It was a nice mild afternoon so I thought it would be good to get started on preparing an area for planting out some of my citrus, once the frosts have passed for this year. A beautiful, old willow tree had fallen over about a year ago and turned what was a shady part of the garden into a very sunny part.
The area has been totally neglected ever since so I took to it with my mattock, with the warm sun on my back. All the grass and weeds were being tossed over the fence for the chooks and they were pretty happy about that. It was quite hard work and as I rested on my mattock for a rest, I watched the chooks digging and scratching at the goodies I had tossed at them.
Then I had an idea. How about I get the chooks out here doing the work for me! How silly, I thought, for me to be doing all the work and throwing weeds, grass and lumps of good soil over the fence when, with a little ingenuity, I could put the chooks to work instead.
Off I went to the farthest corner of my acre where, in the dark recesses of an old shed lived a pile of star pickets rolled up with miles of 1.8m high chicken wire, given to me recently by a friend leaving the state. Perfect! After quite some effort I was not sure this was such a good use of my limited time! However, I was determined to get the job done and the chooks working for me so, after a lot of swearing and heaving I managed to untangle 2 good long lengths and drag them to the desired site.
Trying to erect a fence already partly assembled and then rolled up, on uneven ground, alone is a challenge! While holding a star picket already joined to the fencing wire with one hand and my trusty mallet in the other, the rest of the 7m roll of wire and pickets wants desperately to lie down and threatens to pull it all down into a tangled mess, taking out one of my eyes at the same time.
Patience is not one of my strengths! However, on the chook yard side of the fence the weeds I had tossed over earlier were already disappearing under those well worked chicken legs and beaks and I could imagine the ease with which they would turn my patch of thick, overgrown greenery into eggs and fertilised soil. After getting down to just my t-shirt, unravelling what seemed like 100m of wire mesh, hammering in pickets that seemed very oddly spaced and dealing with an uneven slope it was finally done.
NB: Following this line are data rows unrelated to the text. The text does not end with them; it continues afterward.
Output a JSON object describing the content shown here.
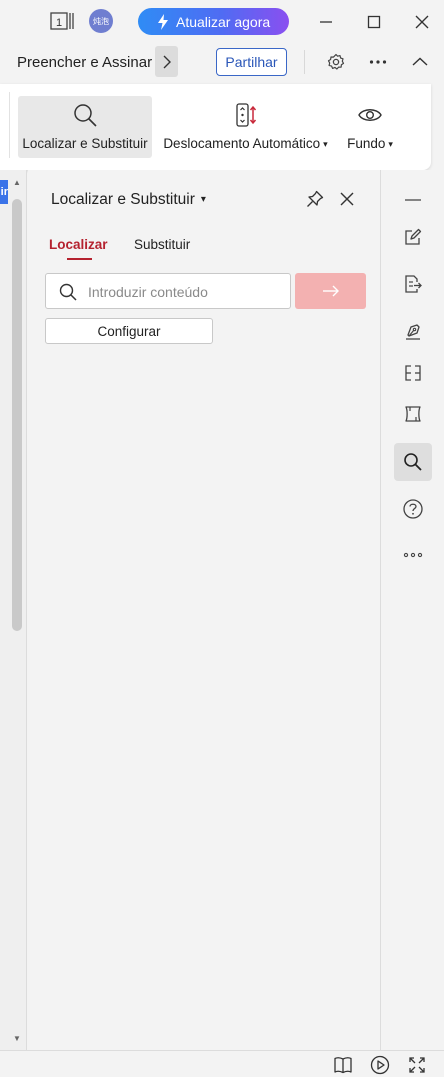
{
  "titlebar": {
    "page_count": "1",
    "avatar_text": "炖泡",
    "upgrade_label": "Atualizar agora"
  },
  "toolbar": {
    "doc_title": "Preencher e Assinar",
    "share_label": "Partilhar"
  },
  "ribbon": {
    "items": [
      {
        "label": "Localizar e Substituir",
        "icon": "search-icon",
        "active": true
      },
      {
        "label": "Deslocamento Automático",
        "icon": "auto-scroll-icon",
        "dropdown": true
      },
      {
        "label": "Fundo",
        "icon": "eye-icon",
        "dropdown": true
      }
    ]
  },
  "left_strip": {
    "tab_text": "ir"
  },
  "panel": {
    "title": "Localizar e Substituir",
    "tabs": [
      {
        "label": "Localizar",
        "active": true
      },
      {
        "label": "Substituir",
        "active": false
      }
    ],
    "search_placeholder": "Introduzir conteúdo",
    "search_value": "",
    "config_label": "Configurar"
  },
  "rail": {
    "items": [
      "minimize-line-icon",
      "edit-icon",
      "export-doc-icon",
      "sign-pen-icon",
      "compare-icon",
      "scroll-icon",
      "search-icon",
      "help-icon",
      "more-icon"
    ],
    "active": "search-icon"
  },
  "colors": {
    "accent_red": "#b5222f",
    "go_button": "#f3b1b1",
    "share_blue": "#2a56b8",
    "upgrade_gradient_start": "#2f8cf5",
    "upgrade_gradient_end": "#8a4ff0"
  }
}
Lastly I cut a hole in the bottom of the chook fence and called the girls through. The first one to take to a new scenario is always the big brown chook and she made those noises a chook makes when she finds treasure. Immediately all the others came running and soon I was sitting outside the fence having coffee, watching the workers.
In a few weeks I will have a new garden area….. as long as the fence holds up and the chooks don’t work the soil so much they end up going under the fence and outside, digging up parts of the garden that should not be dug!